The stele refers to Israel as a "foreign people" and it is the only ancient Egyptian document generally accepted as mentioning "Isrir" or "Israel."
Merneptah's father, Ramesses II, reigned over Egypt during the period when Moses led the exodus of the Jewish People out of Egypt. The Jews then "wandered" in the desert for 40 years before the aforementioned Joshua led them into Canaan/Israel from areas to the east. It was then that the Israelites remained in the Land of Israel (including the areas of Judea and Samaria) and later established Jerusalem as their capital.
Another similar ancient artifact known as The Mesha Stele (also called the Moabite Stone), said to date from the 9th Century BCE, records a victory by Moabite King Mesha over Israel and thus also establishes the fact that Israel existed thousands of years ago.

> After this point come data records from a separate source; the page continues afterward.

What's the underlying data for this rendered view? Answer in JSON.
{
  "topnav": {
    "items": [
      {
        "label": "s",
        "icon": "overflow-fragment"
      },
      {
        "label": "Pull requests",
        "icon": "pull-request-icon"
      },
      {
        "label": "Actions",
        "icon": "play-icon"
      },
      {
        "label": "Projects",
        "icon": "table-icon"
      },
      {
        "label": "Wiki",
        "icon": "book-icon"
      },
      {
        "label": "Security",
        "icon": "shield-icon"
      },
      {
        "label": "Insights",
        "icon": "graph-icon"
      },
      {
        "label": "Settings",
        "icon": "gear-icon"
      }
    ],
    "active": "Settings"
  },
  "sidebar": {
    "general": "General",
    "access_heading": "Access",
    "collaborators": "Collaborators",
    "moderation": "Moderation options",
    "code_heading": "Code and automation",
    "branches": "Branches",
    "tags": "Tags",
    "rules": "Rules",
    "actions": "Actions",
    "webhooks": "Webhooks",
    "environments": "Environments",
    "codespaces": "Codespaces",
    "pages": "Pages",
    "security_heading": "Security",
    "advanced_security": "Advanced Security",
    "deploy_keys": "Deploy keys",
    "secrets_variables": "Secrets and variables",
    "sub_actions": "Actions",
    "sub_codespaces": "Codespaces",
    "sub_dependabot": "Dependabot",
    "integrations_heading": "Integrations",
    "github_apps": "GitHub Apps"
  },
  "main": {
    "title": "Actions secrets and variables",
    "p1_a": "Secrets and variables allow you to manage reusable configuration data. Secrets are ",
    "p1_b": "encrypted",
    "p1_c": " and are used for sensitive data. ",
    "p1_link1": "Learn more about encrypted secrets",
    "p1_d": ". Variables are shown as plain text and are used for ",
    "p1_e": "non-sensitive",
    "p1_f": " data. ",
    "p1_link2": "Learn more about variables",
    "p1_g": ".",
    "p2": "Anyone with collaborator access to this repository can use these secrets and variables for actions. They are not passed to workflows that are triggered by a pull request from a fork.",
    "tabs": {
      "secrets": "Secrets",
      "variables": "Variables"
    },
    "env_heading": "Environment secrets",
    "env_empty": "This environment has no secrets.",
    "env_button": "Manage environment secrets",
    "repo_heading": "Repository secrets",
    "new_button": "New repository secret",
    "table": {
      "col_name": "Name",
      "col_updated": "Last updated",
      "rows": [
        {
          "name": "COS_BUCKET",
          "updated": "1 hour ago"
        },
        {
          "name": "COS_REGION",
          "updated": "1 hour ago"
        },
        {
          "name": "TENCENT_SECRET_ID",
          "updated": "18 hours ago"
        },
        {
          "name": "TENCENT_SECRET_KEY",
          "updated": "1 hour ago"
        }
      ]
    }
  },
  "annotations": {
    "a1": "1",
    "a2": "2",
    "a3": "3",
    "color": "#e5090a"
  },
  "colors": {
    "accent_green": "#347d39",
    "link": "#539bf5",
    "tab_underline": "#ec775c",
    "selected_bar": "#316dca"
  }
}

The government and people of Israel -- and their supporters throughout the world -- must remove the shackles of political correctness and proudly proclaim a legitimate legacy tied to the land of Israel that goes back more than 3,000 years. As the song goes: "Joshua fought the battle of Jericho and the walls came tumbling down." It is high time that the fallacy that Israel is only 60 years old be brought down.
An annual celebration on the 10th of Nisan would mark the occasion and help insure that younger generations - which particularly need to be made aware -- - never forget the Jewish Peoples' true birthright to the Land.
Steve Feldman is a journalist and executive director of the Greater Philadelphia District of the Zionist Organization of America. Robert Sklaroff is a member of the Philadelphia ZOA Board and a physician.